Can we all just come out and say it? The end-of-the-year “top 100 most awesome”  lists and “most awesome of all” pronouncements, prominent in all media in December — Times’s “person of the year”, and so on — are not terribly worthwhile.

There are three reasons not to take them too seriously.

The first is that we have little reason to believe the people who come out with these things have trustworthy judgment. While a music critic probably can tell us what good albums came out during the year, the pundits covering current events have little specialized expertise. Their qualification to be pundits is that they like following politics, and thus have more of a tolerance and for it than the average person. However, their hoary repository of knowledge is largely based on things like well-worn anecdotes, firm handshakes, winning smiles, and off-the-record briefings. None of these makes a sound basis for science, so the resulting pronouncements are in no way scientific, and are little better than random guesses.

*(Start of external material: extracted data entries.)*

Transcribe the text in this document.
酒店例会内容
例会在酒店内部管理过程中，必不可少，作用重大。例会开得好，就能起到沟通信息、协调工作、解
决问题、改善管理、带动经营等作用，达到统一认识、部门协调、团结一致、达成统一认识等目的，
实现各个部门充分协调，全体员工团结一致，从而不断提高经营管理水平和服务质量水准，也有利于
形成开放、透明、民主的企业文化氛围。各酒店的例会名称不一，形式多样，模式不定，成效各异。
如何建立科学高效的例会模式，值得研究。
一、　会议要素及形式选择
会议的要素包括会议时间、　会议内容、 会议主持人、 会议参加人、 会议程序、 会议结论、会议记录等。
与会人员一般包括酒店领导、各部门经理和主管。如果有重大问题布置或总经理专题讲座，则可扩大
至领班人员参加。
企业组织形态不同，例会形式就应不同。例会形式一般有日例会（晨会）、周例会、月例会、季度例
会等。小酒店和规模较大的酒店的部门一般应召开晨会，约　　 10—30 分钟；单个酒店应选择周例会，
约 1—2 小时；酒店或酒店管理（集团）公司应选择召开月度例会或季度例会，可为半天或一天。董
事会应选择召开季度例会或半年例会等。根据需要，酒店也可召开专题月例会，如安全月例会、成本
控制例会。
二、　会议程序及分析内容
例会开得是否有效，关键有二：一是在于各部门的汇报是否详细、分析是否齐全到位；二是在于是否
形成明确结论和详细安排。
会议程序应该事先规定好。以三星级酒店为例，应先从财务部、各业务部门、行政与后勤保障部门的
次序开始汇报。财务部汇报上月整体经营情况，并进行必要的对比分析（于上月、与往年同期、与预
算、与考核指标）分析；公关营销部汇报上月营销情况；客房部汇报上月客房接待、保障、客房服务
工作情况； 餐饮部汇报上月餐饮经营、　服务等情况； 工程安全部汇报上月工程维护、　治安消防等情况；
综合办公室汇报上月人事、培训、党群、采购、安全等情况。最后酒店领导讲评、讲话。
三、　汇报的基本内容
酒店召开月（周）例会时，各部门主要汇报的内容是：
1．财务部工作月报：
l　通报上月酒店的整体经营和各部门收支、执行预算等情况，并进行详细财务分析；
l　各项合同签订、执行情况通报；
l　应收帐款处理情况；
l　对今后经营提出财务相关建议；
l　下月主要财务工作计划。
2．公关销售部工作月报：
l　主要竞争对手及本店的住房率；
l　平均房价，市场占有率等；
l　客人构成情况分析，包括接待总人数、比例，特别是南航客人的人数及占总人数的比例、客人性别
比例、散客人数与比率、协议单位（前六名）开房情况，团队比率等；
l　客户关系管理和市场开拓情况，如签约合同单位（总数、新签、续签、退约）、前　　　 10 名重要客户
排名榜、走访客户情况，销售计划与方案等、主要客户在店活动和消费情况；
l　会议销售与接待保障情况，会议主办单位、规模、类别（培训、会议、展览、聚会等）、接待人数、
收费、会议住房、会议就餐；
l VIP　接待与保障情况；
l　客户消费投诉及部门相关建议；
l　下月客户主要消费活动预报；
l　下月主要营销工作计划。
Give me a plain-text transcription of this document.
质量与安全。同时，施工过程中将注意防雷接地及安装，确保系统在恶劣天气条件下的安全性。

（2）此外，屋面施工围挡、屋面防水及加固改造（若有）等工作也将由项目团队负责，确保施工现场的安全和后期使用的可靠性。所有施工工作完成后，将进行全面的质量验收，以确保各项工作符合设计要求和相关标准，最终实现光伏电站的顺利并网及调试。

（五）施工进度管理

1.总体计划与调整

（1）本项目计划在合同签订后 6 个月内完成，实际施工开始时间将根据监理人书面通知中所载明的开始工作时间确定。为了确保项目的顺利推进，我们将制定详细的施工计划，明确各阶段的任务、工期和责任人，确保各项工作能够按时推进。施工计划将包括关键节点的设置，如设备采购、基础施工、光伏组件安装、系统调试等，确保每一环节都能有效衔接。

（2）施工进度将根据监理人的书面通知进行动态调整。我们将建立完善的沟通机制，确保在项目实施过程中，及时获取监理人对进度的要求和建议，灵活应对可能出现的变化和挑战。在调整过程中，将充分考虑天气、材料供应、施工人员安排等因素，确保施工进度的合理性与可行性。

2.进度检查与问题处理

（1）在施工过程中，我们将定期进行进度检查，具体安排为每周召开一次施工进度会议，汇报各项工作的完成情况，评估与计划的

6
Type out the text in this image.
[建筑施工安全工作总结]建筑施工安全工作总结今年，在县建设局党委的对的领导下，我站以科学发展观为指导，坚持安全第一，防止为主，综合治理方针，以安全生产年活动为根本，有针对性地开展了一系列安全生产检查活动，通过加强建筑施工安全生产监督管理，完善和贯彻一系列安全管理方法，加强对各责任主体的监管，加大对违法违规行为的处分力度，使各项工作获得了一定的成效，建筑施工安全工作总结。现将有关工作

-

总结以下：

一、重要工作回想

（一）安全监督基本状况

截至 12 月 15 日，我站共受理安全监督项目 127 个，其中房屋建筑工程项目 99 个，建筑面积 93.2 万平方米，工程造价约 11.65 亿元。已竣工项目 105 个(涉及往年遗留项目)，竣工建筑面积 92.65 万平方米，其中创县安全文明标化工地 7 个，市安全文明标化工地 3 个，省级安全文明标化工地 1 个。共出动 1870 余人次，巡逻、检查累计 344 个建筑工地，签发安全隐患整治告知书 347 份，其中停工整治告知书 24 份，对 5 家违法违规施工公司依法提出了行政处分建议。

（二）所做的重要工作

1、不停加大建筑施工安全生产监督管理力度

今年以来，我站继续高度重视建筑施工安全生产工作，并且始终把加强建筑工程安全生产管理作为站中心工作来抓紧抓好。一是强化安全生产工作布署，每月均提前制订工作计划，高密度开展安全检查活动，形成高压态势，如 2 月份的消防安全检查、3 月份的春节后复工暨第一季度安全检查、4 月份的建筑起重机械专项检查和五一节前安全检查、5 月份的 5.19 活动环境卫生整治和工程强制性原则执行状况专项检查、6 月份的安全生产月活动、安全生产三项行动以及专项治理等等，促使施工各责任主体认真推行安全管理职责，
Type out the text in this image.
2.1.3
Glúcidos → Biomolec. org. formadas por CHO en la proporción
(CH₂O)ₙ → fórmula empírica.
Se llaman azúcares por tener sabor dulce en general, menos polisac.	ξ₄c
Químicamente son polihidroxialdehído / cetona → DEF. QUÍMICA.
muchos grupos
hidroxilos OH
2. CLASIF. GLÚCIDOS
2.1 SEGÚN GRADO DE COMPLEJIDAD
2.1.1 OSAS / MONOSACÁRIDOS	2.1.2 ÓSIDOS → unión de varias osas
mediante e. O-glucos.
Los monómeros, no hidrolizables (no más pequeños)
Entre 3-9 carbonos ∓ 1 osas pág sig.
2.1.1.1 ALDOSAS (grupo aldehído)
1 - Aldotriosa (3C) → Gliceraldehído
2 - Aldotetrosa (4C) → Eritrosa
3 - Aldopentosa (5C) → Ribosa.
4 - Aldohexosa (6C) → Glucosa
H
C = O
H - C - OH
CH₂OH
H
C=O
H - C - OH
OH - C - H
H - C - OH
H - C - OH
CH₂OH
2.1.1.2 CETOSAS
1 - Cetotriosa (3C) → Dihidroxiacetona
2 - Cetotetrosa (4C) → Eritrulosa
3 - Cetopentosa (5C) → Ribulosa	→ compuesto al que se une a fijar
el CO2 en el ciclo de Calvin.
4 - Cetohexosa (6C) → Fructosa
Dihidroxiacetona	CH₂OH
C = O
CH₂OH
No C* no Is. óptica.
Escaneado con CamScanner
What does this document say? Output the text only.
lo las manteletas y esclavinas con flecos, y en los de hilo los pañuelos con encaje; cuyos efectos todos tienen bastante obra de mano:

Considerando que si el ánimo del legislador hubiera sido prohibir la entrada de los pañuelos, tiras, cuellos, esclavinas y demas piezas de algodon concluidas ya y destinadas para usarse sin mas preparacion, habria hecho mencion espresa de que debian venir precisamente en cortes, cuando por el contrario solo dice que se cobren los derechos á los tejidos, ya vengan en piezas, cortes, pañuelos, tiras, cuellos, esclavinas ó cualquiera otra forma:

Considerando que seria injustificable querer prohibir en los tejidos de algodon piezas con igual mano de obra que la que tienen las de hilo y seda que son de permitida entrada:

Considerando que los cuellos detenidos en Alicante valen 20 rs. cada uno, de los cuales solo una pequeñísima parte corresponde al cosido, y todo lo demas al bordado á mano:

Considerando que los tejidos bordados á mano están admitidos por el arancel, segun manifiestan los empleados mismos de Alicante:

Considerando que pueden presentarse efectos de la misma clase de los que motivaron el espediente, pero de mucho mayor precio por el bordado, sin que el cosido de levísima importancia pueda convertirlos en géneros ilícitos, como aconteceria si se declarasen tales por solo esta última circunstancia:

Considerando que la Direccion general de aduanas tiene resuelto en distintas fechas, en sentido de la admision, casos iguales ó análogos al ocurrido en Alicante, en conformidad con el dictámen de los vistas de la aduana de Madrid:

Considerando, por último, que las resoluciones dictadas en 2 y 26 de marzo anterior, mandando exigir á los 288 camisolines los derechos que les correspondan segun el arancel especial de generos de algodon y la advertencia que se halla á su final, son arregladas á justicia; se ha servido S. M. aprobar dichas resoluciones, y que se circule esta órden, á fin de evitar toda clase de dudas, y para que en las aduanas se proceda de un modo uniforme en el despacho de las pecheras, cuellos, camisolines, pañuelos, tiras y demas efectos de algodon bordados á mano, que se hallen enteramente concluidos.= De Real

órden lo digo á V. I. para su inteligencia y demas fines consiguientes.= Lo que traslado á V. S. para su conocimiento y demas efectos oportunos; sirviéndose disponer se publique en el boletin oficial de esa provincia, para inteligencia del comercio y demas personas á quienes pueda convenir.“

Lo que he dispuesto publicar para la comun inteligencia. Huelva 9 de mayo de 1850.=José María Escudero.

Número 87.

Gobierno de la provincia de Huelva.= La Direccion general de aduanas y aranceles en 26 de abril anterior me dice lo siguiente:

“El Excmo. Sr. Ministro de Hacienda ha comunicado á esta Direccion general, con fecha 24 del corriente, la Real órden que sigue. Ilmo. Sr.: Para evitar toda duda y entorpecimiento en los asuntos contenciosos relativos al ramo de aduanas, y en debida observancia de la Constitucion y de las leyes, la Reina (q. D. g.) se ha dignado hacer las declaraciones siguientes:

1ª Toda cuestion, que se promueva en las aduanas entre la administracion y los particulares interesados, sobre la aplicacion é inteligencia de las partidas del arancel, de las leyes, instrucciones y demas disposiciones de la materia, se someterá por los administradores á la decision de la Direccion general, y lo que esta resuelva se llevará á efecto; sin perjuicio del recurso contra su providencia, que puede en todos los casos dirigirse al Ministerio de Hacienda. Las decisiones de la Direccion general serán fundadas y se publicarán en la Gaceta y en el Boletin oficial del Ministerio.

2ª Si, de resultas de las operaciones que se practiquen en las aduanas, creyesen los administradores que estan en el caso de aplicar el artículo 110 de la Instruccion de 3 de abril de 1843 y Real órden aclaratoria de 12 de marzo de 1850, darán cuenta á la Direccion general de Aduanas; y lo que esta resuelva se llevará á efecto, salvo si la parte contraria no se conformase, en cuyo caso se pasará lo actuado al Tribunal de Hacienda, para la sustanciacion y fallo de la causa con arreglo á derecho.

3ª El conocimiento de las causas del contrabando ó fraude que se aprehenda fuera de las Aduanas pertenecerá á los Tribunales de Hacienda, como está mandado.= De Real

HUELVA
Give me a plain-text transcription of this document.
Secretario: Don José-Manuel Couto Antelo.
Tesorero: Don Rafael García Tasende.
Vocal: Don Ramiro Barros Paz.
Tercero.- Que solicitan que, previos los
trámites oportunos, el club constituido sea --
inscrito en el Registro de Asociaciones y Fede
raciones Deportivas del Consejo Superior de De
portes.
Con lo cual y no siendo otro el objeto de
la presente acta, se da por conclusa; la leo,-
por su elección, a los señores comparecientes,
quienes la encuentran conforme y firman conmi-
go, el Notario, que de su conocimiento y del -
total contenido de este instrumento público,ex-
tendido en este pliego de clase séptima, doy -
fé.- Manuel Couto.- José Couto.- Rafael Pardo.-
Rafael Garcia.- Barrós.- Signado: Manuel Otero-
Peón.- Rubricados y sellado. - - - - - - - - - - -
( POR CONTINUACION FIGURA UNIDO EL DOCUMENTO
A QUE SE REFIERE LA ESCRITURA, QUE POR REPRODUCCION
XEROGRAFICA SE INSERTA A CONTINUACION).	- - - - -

The second reason is the flattery factor. Imagine Time picking a person of the year back in 1633. In choosing between the stargazer Galileo Galilee and the church figures who condemned him to house arrest, they would have had to take into account Galileo’s unpopularity and the church figures’ ability to make their lives as newsmen less pleasant. So even if they thought Galileo was right on the merits, they would have been likely to tout the case for the pope instead, or to tout someone uncontroversial, maybe some obscure Teutonic prince. Their incentives do not make for objectivity.

The third reason is that there is an element of uncertainty that makes it impossible to judge the meaning of current events from such close range. The hypothetical Time writers of 1633 would have had no idea how the heliocentrism controversy would play out. We only think that Galileo is the better choice because we know that subsequent astronomical work bore out his heretical conviction that the earth was not the center of the universe. We can see, looking back, that Time, for instance, named as “person of the year” many a historical figure who was soon after deposed or otherwise rendered irrelevant. Context is essential when we judge the importance of historical figures.

But I am probably taking these pronouncements too seriously, even in dismissing them. A moment’s thought tells us that they make no real claim of authority, but exist simply to spur discussions and disagreements. And they serve that purpose. But what doesn’t?